Con los impuestos sucede un poco como con la factura de la luz. Que cuanto más nos la explican, menos entendemos. Cuanto más se detallan sus porqués, sus recovecos, la procedencia de sus vatios y kilovatios y más se nos informa de sus extraños epígrafes, menos claridad, menos luz, emerge.
Ahora, en la guerra fiscal abierta entre comunidades, también entre partidos políticos, otra vez nos enredan en los datos, en los extraños y oscuros peligros que supuestamente esconden las subidas de impuestos, en las también supuestas bondades de sus bajadas, en ese debate entre lo metafísico y matemático de los tramos del IRPF.
En una dinámica infernal, y de forma casi imperceptible, nos entretienen en la inmensa complejidad de los subtramos autonómicos y estatal, en esa cosa medio explosiva de la deflactación de la tarifa. O, ya lanzados, nos explican los peligros de esa otra palabra extranjera del dumping fiscal, en todos esos conceptos tan ajenos a nosotros y que casi nadie podría explicar en un manual para gente corriente.
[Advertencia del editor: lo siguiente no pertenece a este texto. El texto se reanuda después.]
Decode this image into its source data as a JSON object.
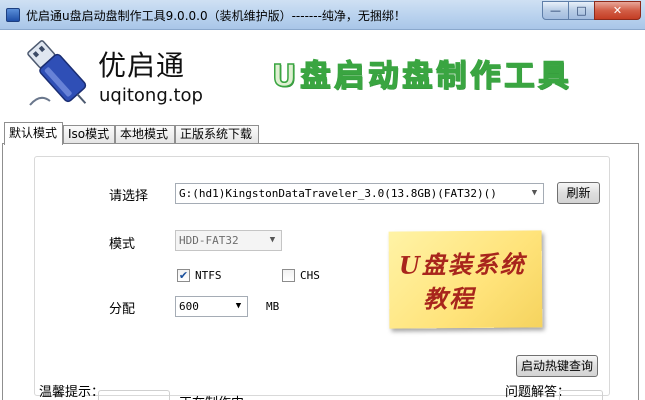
{
  "window": {
    "title": "优启通u盘启动盘制作工具9.0.0.0（装机维护版）-------纯净，无捆绑！",
    "minimize": "—",
    "maximize": "□",
    "close": "✕"
  },
  "header": {
    "brand_name": "优启通",
    "brand_url": "uqitong.top",
    "slogan": "U盘启动盘制作工具"
  },
  "tabs": [
    {
      "label": "默认模式",
      "active": true
    },
    {
      "label": "Iso模式",
      "active": false
    },
    {
      "label": "本地模式",
      "active": false
    },
    {
      "label": "正版系统下载",
      "active": false
    }
  ],
  "form": {
    "select_label": "请选择",
    "drive_value": "G:(hd1)KingstonDataTraveler_3.0(13.8GB)(FAT32)()",
    "refresh_label": "刷新",
    "mode_label": "模式",
    "mode_value": "HDD-FAT32",
    "ntfs_label": "NTFS",
    "ntfs_checked": true,
    "chs_label": "CHS",
    "chs_checked": false,
    "alloc_label": "分配",
    "alloc_value": "600",
    "alloc_unit": "MB",
    "hotkey_button": "启动热键查询"
  },
  "note": {
    "line1": "U盘装系统",
    "line2": "教程"
  },
  "bottom": {
    "tips_label": "温馨提示：",
    "middle_partial": "正在制作中",
    "qa_label": "问题解答："
  },
  "colors": {
    "slogan_green": "#3aa541",
    "note_red": "#a8251c",
    "note_yellow": "#ffe37a"
  }
}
Y todo, y quizás, para obviar lo esencial: que la luz debería estar al alcance de todos, porque antes que nada es esencial para la vida de este tiempo, y que pagar impuestos también debería ser el único camino de mejorar esta misma vida y de quienes en ella andamos.
Pero, claro, venimos, ya se sabe, de un tiempo, de una cultura, de una auténtica y real excepción ibérica, en la que pagar impuestos era como una antigualla. Algo que no iba con nosotros, que solo los tontos, o los muy tontos, o los que no tenían más remedio, que eran como los tontos útiles, se veían en la obligación ineludible de pagar impuestos, pocos, pero algunos, porque la mayoría de la gente con posibles no lo hacía, o lo hacía muy poco —en eso, mira, más o menos como ahora— en tanto que a los demás casi no les sobraba de nada, menos aún para correr con cargas y tasas impositivas.
A cambio de aquel auténtico paraíso fiscal teníamos el intangible de una curiosa libertad, de una auténtica excepción ibérica en medio de una Europa que miraba claramente hacia otro lado. La libertad, eso sí, de no tener casi educación y presumir de analfabetismo en las películas de época (Los santos inocentes, Miguel Delibes), de presumir ante los ocasionales turistas que venían a vernos como bichos raros que éramos; la libertad de no tener hospitales o de tenerlos a ochenta o cien kilómetros de casa o más, de modo que nos habíamos acostumbrado también a morirnos de camino a esos mismos centros sanitarios, una manera muy nuestra de selección natural de la especie a la manera como ya sucede en el salvaje reino animal.
Y porque todo, ya se sabe, es cuestión de ir acostumbrándose, nos habíamos acostumbrado también al fino y azaroso hilo salvavidas de las igualas de los médicos, bueno del médico único, que la cosa no daba para más; médico de urgencias, de infartos, de fiebres, de partos, médico de pueblo, médico rural, un médico para todo, y gracias.
Y, todo eso, porque —dicho está— pagar impuestos no era cosa bien vista. No iba con nosotros. Reserva de Occidente nos decían que éramos, porque ya se sabe que eso de la seguridad social, de la generalización de las pensiones públicas, de cobrar un tiempo si te echan del trabajo, vino después, como vino más tarde lo de los servicios sociales, las universidades públicas, las buenas carreteras, los saneamientos, aunque también y en el mismo paquete vinieran por error las autovías sin coches, los AVE para ricos, el abandono de los viejos trenes, y todos esos excesos que ahora pagamos… eso sí, con impuestos.
Y sucede que ahora, como si el tiempo no hubiera pasado, como si ese mismo pasado se revolviese en su tumba de mocos y sabañones y amenazase con echársenos encima otra vez como una niebla difusa, nos machacan, unos y otros, una y otra vez, con la cantinela de que un mundo sin impuestos, o con pocos, o con menos impuestos, sería mucho mejor, más libre, más bucólico, más auténtico, más nuestro, más cool, más futurista, más nosotros mismos.
Porque de eso parece va la cosa en esta desenfrenada carrera de bajar-los-impuestos en el tobogán en el que andamos subidos. Como si no tuviéramos bastante con intentar entender qué tiene que ver el recibo de la luz con el desorbitado precio del gas, ahora tenemos que dedicar parte de nuestro escaso tiempo libre a reaprender lo que trabajosamente habíamos empezado y con tanto esfuerzo a olvidar. Que pagar impuestos suficientes es el único camino que nos puede hacer mejores a todos.